I must have been pleased when I started using the adult library around the corner and found Polland's adult novels or possibly my mother found them first. At least one is romantic suspense but most are historical fiction, faintly reminiscent of Daphne DuMaurier’s historicals but warmer. My favorite is Sabrina (1979), which I highly recommend. Set in Ireland, just before WWI, it is a dramatic story about a girl from an affluent family who falls in love with the son of her mother’s best friend: normally, an ideal situation. But Sabrina’s strong-minded mother had decided Sabrina should become a nun and she has no intention of allowing any of her children to disrupt her plans for their futures. It is impossible to take this book down without starting a reread – a bad idea, when I have an end of semester project on Bletchley Park due May 3, not to mention my real job is keeping me busy remotely. Madeleine was on the south coast during the war, not Bletchley Park, but I suspect she and I would have had a lot to discuss. She appears to have written 31 books altogether, so if library book sales ever resume, I have some collecting still to do, as all her books are well worth reading!

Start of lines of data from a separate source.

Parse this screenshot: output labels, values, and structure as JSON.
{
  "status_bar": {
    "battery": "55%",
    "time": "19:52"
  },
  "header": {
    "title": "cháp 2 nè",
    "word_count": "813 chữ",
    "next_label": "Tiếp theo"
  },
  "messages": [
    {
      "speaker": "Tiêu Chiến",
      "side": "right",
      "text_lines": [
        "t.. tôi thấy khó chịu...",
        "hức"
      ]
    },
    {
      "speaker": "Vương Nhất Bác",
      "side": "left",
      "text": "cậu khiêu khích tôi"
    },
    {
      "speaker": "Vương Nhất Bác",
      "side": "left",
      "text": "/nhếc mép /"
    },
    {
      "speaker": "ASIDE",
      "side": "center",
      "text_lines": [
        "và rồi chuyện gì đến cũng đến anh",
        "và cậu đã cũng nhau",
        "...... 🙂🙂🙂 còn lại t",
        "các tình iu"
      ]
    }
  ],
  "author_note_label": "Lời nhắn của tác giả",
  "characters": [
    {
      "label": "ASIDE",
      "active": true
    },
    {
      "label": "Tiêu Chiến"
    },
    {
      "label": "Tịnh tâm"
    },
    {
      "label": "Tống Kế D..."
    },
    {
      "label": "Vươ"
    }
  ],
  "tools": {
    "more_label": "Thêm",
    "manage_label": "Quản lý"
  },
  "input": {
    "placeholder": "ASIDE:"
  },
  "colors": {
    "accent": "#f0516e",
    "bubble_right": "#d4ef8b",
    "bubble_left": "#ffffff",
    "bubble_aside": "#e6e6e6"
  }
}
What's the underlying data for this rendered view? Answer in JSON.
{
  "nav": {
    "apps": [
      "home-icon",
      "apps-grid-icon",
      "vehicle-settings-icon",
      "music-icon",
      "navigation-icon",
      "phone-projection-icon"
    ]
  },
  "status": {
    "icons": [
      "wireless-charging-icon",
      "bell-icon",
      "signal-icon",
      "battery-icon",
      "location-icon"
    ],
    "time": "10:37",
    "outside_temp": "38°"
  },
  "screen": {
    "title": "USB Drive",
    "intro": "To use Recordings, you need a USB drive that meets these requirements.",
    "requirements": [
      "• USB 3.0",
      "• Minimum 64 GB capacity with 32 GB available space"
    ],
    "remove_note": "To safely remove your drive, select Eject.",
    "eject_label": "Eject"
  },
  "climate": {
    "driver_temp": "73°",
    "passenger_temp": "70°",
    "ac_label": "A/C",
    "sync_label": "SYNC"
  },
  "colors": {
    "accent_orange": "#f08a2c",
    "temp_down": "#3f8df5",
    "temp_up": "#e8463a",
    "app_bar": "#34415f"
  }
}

How do you arrange an author’s books, when they are different genres, not to mention different sizes? It looks like here I shelved the adult hardcovers, then the adult paperbacks (my fingers are twitching that those two are not alphabetical but I decided it would be cheating to fix it), and then the children’s books. The card is from my friend Emily - it's perfect!
Thanks for this. I worked in libraries in the 1970s and I don't even recall seeing any books by Madeleine Polland, and I'm sure I would like her books so I must look out for them.
ReplyDeleteOh gosh! This post is so full of fascinating tidbits about books from the past that I haven't read and would still like to! So glad to know about Madeleine Polland. How did I ever miss her? Will look up her books ASAP!
ReplyDeleteI'm so glad you decided to join in, I know how terribly late I am in responding, but your post was wonderful to catch up on. And I love your shelf photo. I've been having trouble photographing the shelves I write about. They all come out too dark or something. The photos come out badly.
I do hope my lateness in responding will not discourage you from submitting a post this Friday or on the weekend. I'll announce your participation in my post late in the day on Friday.
I have never heard of Madeleine Polland, either her children's books or the adult ones. I like historical fiction, I will be glad to try this author if I run into any of her books.
ReplyDeleteI mostly shelve my books by genre and size, but most of my books are mystery fiction, or nonfiction. And most of the books I shelve are ones I have not read, others may be kept in boxes. I have way to many books.